23.06.10 | ABONNEMENT ANNUEL - L’arme de guerre n’est ni poignard, ni un bazooka, on est entre gens du monde. C’est une simple carte de plastique, format CB. Le slogan, celui d’un restaurant d’autoroute : « Un an à Versailles en illimité ». A première vue, une bonne idée puisque pour 50€ (45€ en prix de lancement), elle permet un accès libre durant un an « à l’ensemble des espaces du château et du domaine » - soit la valeur de trois visites au Château au tarif actuel de 15€ - y compris les Trianons, les expositions et les Grandes Eaux Musicales. L’ensemble des espaces du château et du domaine ? Formulation inexacte, commercialement mensongère, puisque en sont exclus les espaces accessibles uniquement en visites conférences (petits appartements, Opéra, Chapelle...) alors proposés au tarif réduit.
En vérité, une étrange idée puisqu’elle entre en concurrence directe avec l’adhésion à l’honorable et centenaire Société des Amis de Versailles qui permet pareillement - pour 60€ minimum, 90€ pour un couple - « un accès prioritaire et gratuit » au Château, aux Trianons et aux Grandes Eaux Musicales ainsi que visites, conférences et voyages, et bien d’autres avantages [1]. Un libre accès qui remonte vraisemblablement à 1922, date à laquelle les musées nationaux sont devenus payants, exceptés notamment pour les sociétaires d’amis de musée [2].
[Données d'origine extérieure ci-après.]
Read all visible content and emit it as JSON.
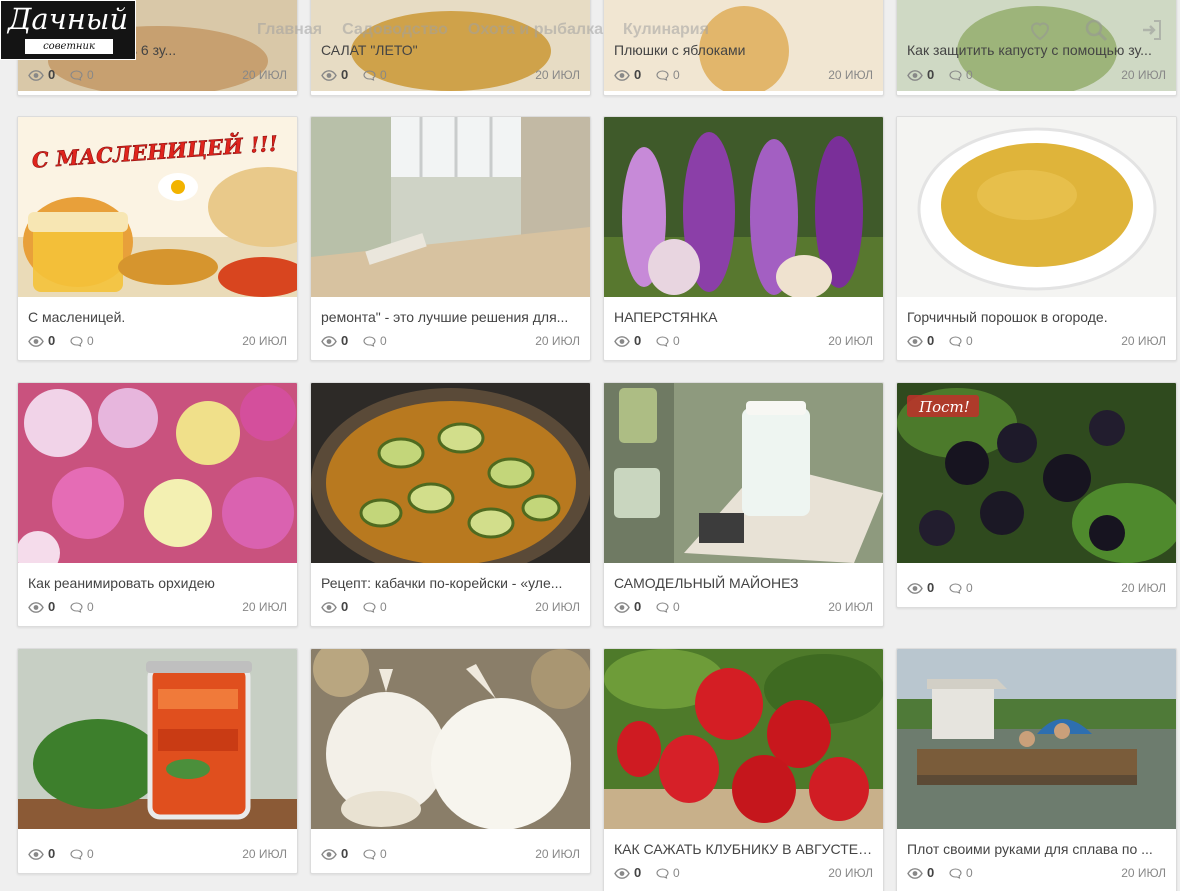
{
  "logo": {
    "title": "Дачный",
    "subtitle": "советник"
  },
  "nav": {
    "items": [
      "Главная",
      "Садоводство",
      "Охота и рыбалка",
      "Кулинария"
    ]
  },
  "top_icons": [
    "heart-icon",
    "search-icon",
    "login-icon"
  ],
  "cards": [
    {
      "title": "...одимо съедать 6 зу...",
      "views": "0",
      "comments": "0",
      "date": "20 ИЮЛ",
      "image": "food-plate"
    },
    {
      "title": "САЛАТ \"ЛЕТО\"",
      "views": "0",
      "comments": "0",
      "date": "20 ИЮЛ",
      "image": "salad"
    },
    {
      "title": "Плюшки с яблоками",
      "views": "0",
      "comments": "0",
      "date": "20 ИЮЛ",
      "image": "buns"
    },
    {
      "title": "Как защитить капусту с помощью зу...",
      "views": "0",
      "comments": "0",
      "date": "20 ИЮЛ",
      "image": "cabbage"
    },
    {
      "title": "С масленицей.",
      "views": "0",
      "comments": "0",
      "date": "20 ИЮЛ",
      "image": "maslenitsa",
      "banner": "С МАСЛЕНИЦЕЙ !!!"
    },
    {
      "title": "ремонта\" - это лучшие решения для...",
      "views": "0",
      "comments": "0",
      "date": "20 ИЮЛ",
      "image": "balcony"
    },
    {
      "title": "НАПЕРСТЯНКА",
      "views": "0",
      "comments": "0",
      "date": "20 ИЮЛ",
      "image": "foxglove"
    },
    {
      "title": "Горчичный порошок в огороде.",
      "views": "0",
      "comments": "0",
      "date": "20 ИЮЛ",
      "image": "mustard"
    },
    {
      "title": "Как реанимировать орхидею",
      "views": "0",
      "comments": "0",
      "date": "20 ИЮЛ",
      "image": "orchids"
    },
    {
      "title": "Рецепт: кабачки по-корейски - «уле...",
      "views": "0",
      "comments": "0",
      "date": "20 ИЮЛ",
      "image": "zucchini"
    },
    {
      "title": "САМОДЕЛЬНЫЙ МАЙОНЕЗ",
      "views": "0",
      "comments": "0",
      "date": "20 ИЮЛ",
      "image": "mayonnaise"
    },
    {
      "title": "",
      "views": "0",
      "comments": "0",
      "date": "20 ИЮЛ",
      "image": "blackberry",
      "stamp": "Пост!"
    },
    {
      "title": "",
      "views": "0",
      "comments": "0",
      "date": "20 ИЮЛ",
      "image": "pepper-jar"
    },
    {
      "title": "",
      "views": "0",
      "comments": "0",
      "date": "20 ИЮЛ",
      "image": "garlic"
    },
    {
      "title": "КАК САЖАТЬ КЛУБНИКУ В АВГУСТЕ, ...",
      "views": "0",
      "comments": "0",
      "date": "20 ИЮЛ",
      "image": "strawberry"
    },
    {
      "title": "Плот своими руками для сплава по ...",
      "views": "0",
      "comments": "0",
      "date": "20 ИЮЛ",
      "image": "raft"
    }
  ]
}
La différence notable reste que l’adhésion à la Société des Amis de Versailles assimilée à un don, comme toutes les sociétés d’amis de musée constituées en associations reconnues d’intérêt général, est déductible à hauteur de 66% de l’impôt sur le revenu quand la carte « Un an à Versailles » en tant qu’offre commerciale, ne l’est pas [3]. Après déduction fiscale, l’adhésion aux Amis de Versailles de 60€ revient donc à 20,40€ et 30,60€ pour un couple.
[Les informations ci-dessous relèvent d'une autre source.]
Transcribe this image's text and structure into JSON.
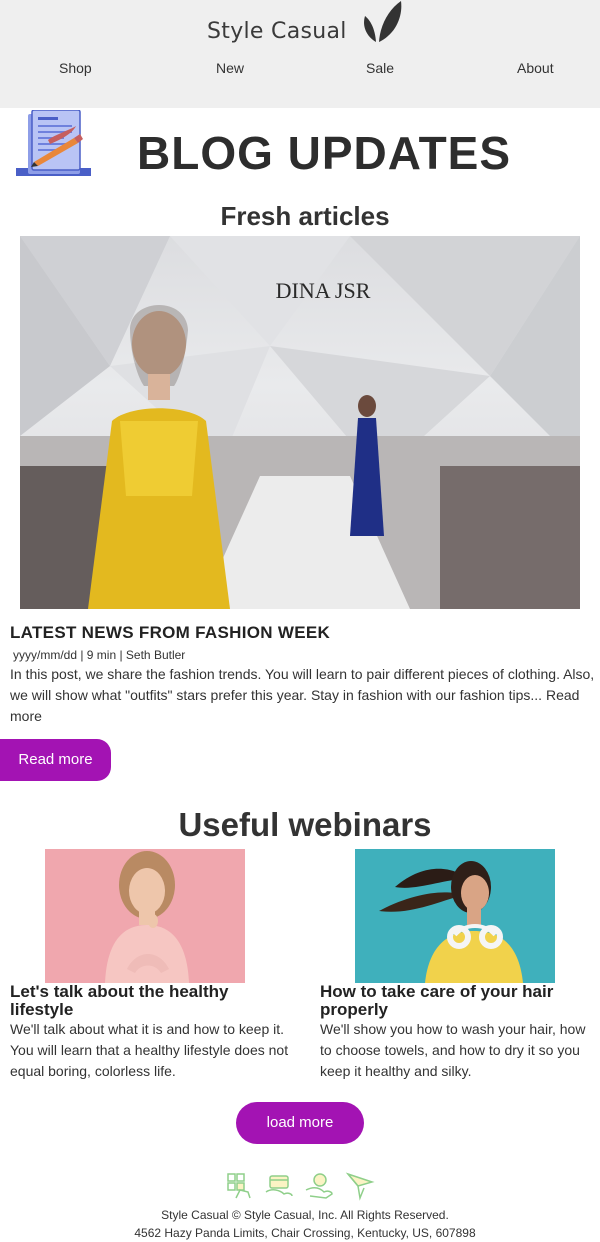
{
  "brand": {
    "name": "Style Casual"
  },
  "nav": [
    "Shop",
    "New",
    "Sale",
    "About"
  ],
  "banner": {
    "title": "BLOG UPDATES"
  },
  "fresh": {
    "section_title": "Fresh articles",
    "hero_sign": "DINA JSR",
    "article": {
      "title": "LATEST NEWS FROM FASHION WEEK",
      "meta": "yyyy/mm/dd | 9 min | Seth Butler",
      "body": "In this post, we share the fashion trends. You will learn to pair different pieces of clothing. Also, we will show what \"outfits\" stars prefer this year. Stay in fashion with our fashion tips...",
      "inline_link": "Read more"
    },
    "button_label": "Read more"
  },
  "webinars": {
    "section_title": "Useful webinars",
    "cards": [
      {
        "title": "Let's talk about the healthy lifestyle",
        "text": "We'll talk about what it is and how to keep it. You will learn that a healthy lifestyle does not equal boring, colorless life."
      },
      {
        "title": "How to take care of your hair properly",
        "text": "We'll show you how to wash your hair, how to choose towels, and how to dry it so you keep it healthy and silky."
      }
    ],
    "load_more_label": "load more"
  },
  "social_icons": [
    "grid-hand-icon",
    "card-hand-icon",
    "money-hand-icon",
    "paper-plane-icon"
  ],
  "footer": {
    "copyright": "Style Casual © Style Casual, Inc. All Rights Reserved.",
    "address": "4562 Hazy Panda Limits, Chair Crossing, Kentucky, US, 607898"
  },
  "colors": {
    "accent": "#a313b3",
    "header_bg": "#efefef"
  }
}
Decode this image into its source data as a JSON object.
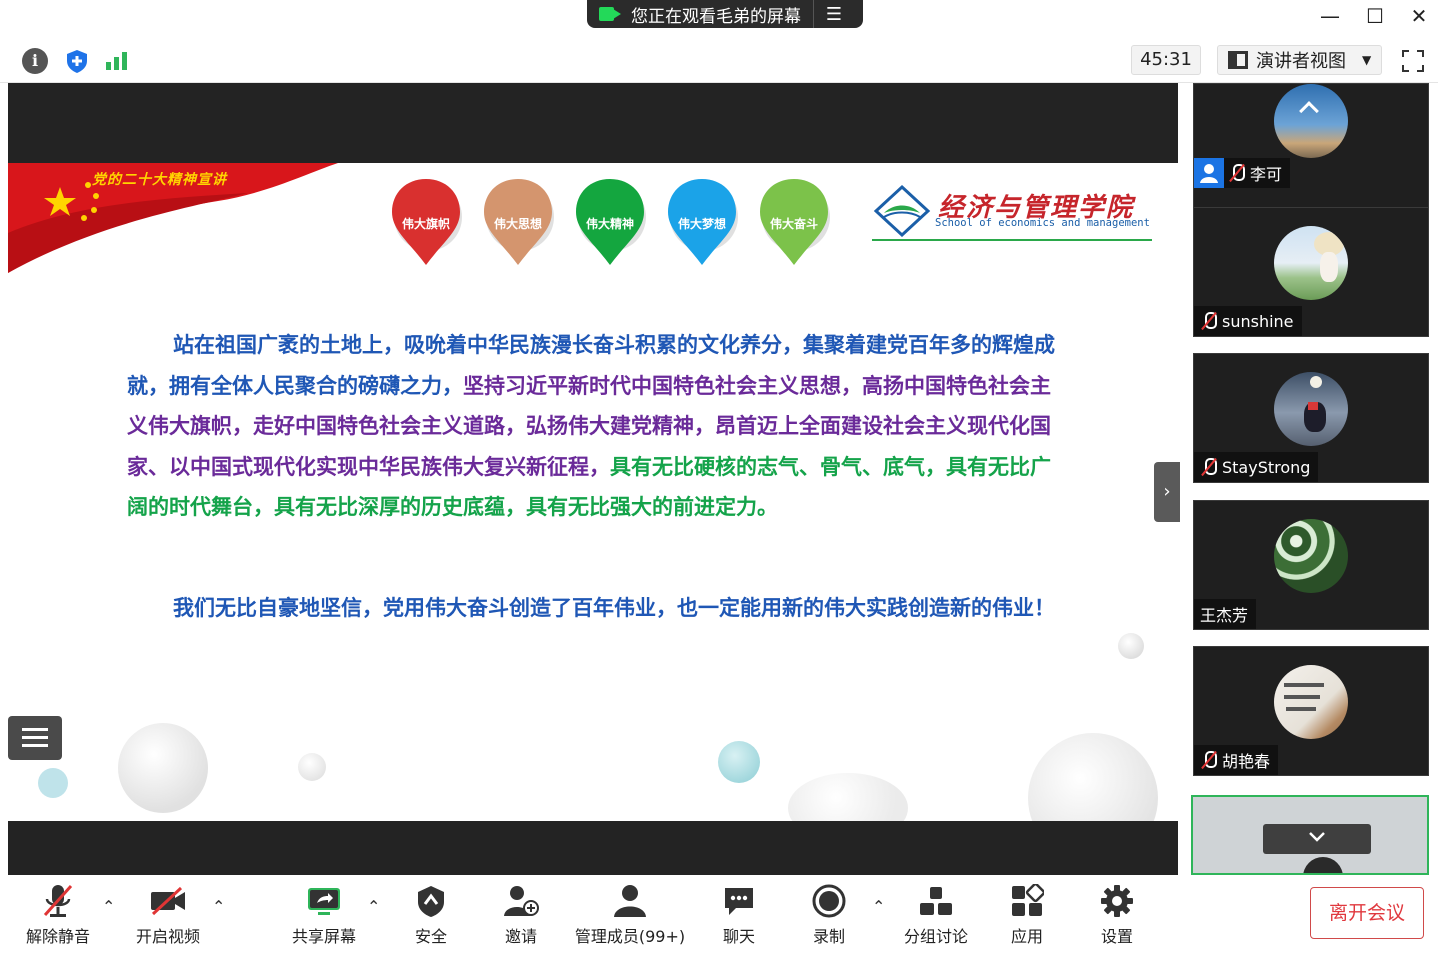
{
  "titlebar": {
    "share_notice": "您正在观看毛弟的屏幕",
    "menu_icon": "list-icon",
    "minimize": "—",
    "maximize": "☐",
    "close": "✕"
  },
  "infobar": {
    "info_icon": "i",
    "timer": "45:31",
    "view_mode": "演讲者视图"
  },
  "slide": {
    "header_title": "党的二十大精神宣讲",
    "pins": [
      {
        "label": "伟大旗帜",
        "color": "#d9302f"
      },
      {
        "label": "伟大思想",
        "color": "#d4956e"
      },
      {
        "label": "伟大精神",
        "color": "#14a63f"
      },
      {
        "label": "伟大梦想",
        "color": "#1ba3e8"
      },
      {
        "label": "伟大奋斗",
        "color": "#7cc24a"
      }
    ],
    "logo_cn": "经济与管理学院",
    "logo_en": "School of economics and management",
    "paragraph1": {
      "blue_part": "站在祖国广袤的土地上，吸吮着中华民族漫长奋斗积累的文化养分，集聚着建党百年多的辉煌成就，拥有全体人民聚合的磅礴之力，",
      "purple_part": "坚持习近平新时代中国特色社会主义思想，高扬中国特色社会主义伟大旗帜，走好中国特色社会主义道路，弘扬伟大建党精神，昂首迈上全面建设社会主义现代化国家、以中国式现代化实现中华民族伟大复兴新征程，",
      "green_part": "具有无比硬核的志气、骨气、底气，具有无比广阔的时代舞台，具有无比深厚的历史底蕴，具有无比强大的前进定力。"
    },
    "paragraph2": "我们无比自豪地坚信，党用伟大奋斗创造了百年伟业，也一定能用新的伟大实践创造新的伟业！"
  },
  "participants": [
    {
      "name": "李可",
      "host": true
    },
    {
      "name": "sunshine",
      "host": false
    },
    {
      "name": "StayStrong",
      "host": false
    },
    {
      "name": "王杰芳",
      "host": false
    },
    {
      "name": "胡艳春",
      "host": false
    }
  ],
  "toolbar": {
    "unmute": "解除静音",
    "start_video": "开启视频",
    "share_screen": "共享屏幕",
    "security": "安全",
    "invite": "邀请",
    "participants": "管理成员(99+)",
    "chat": "聊天",
    "record": "录制",
    "breakout": "分组讨论",
    "apps": "应用",
    "settings": "设置",
    "leave": "离开会议"
  },
  "colors": {
    "accent_green": "#2fb55a",
    "leave_red": "#e0383e",
    "text_blue": "#1f57b5",
    "text_purple": "#6a2a99",
    "text_green": "#14a34a"
  }
}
COUP DE COUTEAU DANS LE DOS
Signalée dès février 2010, lors de la conférence annuelle du président de l’établissement comme faisant partie de l’offre tarifaire du domaine, sa promotion n’a commencé, semble-t-il, que très récemment [4]. En mai 2010, plutôt discrètement, par dépliant et par mailing, avant d’apparaître vers la mi-juin sur le site Internet du Château et d’être promotionnée sur sa page Facebook. Si Versailles semble s’intéresser enfin à ses visiteurs réguliers, passionnés ou locaux, il n’en reste pas moins que le prix d’entrée pour le visiteur lambda reste extrêmement élevé - 15€ la visite du Château, 18€ le domaine - faisant de l’établissement public l’un des musées les plus chers au monde, si ce n’est le plus cher. Il faut également souligner le paradoxe de proposer une telle carte quand, dans le même temps, l’établissement continue d’éradiquer tous les dispositions tarifaires favorables aux visiteurs, comme dernièrement la suppression de la réduction applicable pour tous en fin de journée et l’augmentation du tarif des visites commentées passées discrètement de 14,50€ à 16€.
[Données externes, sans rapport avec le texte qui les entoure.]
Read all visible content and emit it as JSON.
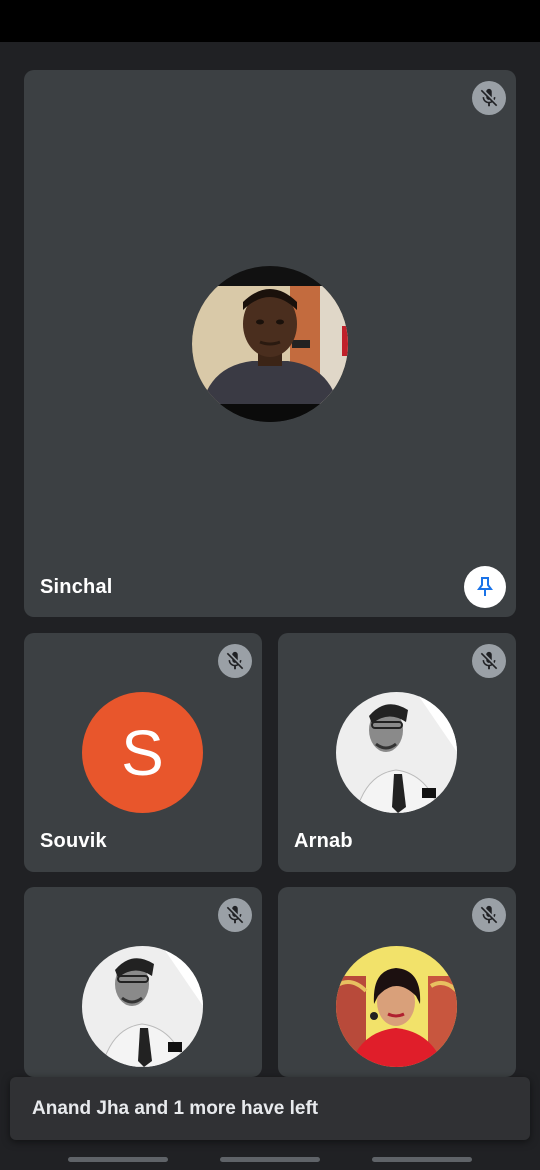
{
  "participants": {
    "main": {
      "name": "Sinchal",
      "muted": true,
      "pinned": true
    },
    "souvik": {
      "name": "Souvik",
      "initial": "S",
      "avatar_color": "#e8562c",
      "muted": true
    },
    "arnab": {
      "name": "Arnab",
      "muted": true
    },
    "tile4": {
      "muted": true
    },
    "tile5": {
      "muted": true
    }
  },
  "snackbar": {
    "message": "Anand Jha and 1 more have left"
  },
  "icons": {
    "mute": "mic-off-icon",
    "pin": "pin-icon"
  },
  "colors": {
    "background": "#202124",
    "tile": "#3c4043",
    "pin_accent": "#1a73e8"
  }
}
Vis-à-vis de la Société des Amis de Versailles, le lancement de cette carte d’abonnement plus avantageuse que son adhésion simple apparaît sans conteste comme un coup de couteau dans le dos. Créée en 1907 avec le concours de Pierre de Nolhac, conservateur tutélaire du domaine, l’association à but non lucratif a été reconnue d’utilité publique en 1913. La société revendique aujourd’hui 6 000 membres, rassemblant amoureux de Versailles et donateurs, du moins fortuné au plus riche, tous citoyens qui n’ont pas attendu les avantages fiscaux de la loi de 2003 pour faire preuve d’une générosité qui a permis depuis cent ans restaurations et retour au bercail de nombres d’objets, meubles et tableaux dispersés sous la Révolution [5]. Sans compter les heures invisibles de bénévolat à faire connaître les lieux quand ils n’étaient pas encore foulés par des millions de touristes car l’engagement des Amis de musée va bien au-delà du soutien financier. Que serait aujourd’hui le Château de Versailles sans ces membres qui se sont succédés depuis cent ans, avares ni de leur argent ni de leur temps ?
Autant, comme le souligne Anémone Wallet, directrice déléguée de la Société des Amis de Versailles, « le mécénat d’entreprise, que l’on devrait qualifier de parrainage, s’inscrit dans une logique de communication de l’entreprise », autant le don des particuliers relève de la pure philanthropie [6]. En effet qui connaît les noms de ces humbles donateurs quand tous les supports de communication du Château débordent des logos d’entreprises mécènes ? Toutes ces sociétés privées donneraient-elles autant s’il n’y avait ce retour sur investissement qui s’assimile ni plus ni moins qu’à de la publicité ?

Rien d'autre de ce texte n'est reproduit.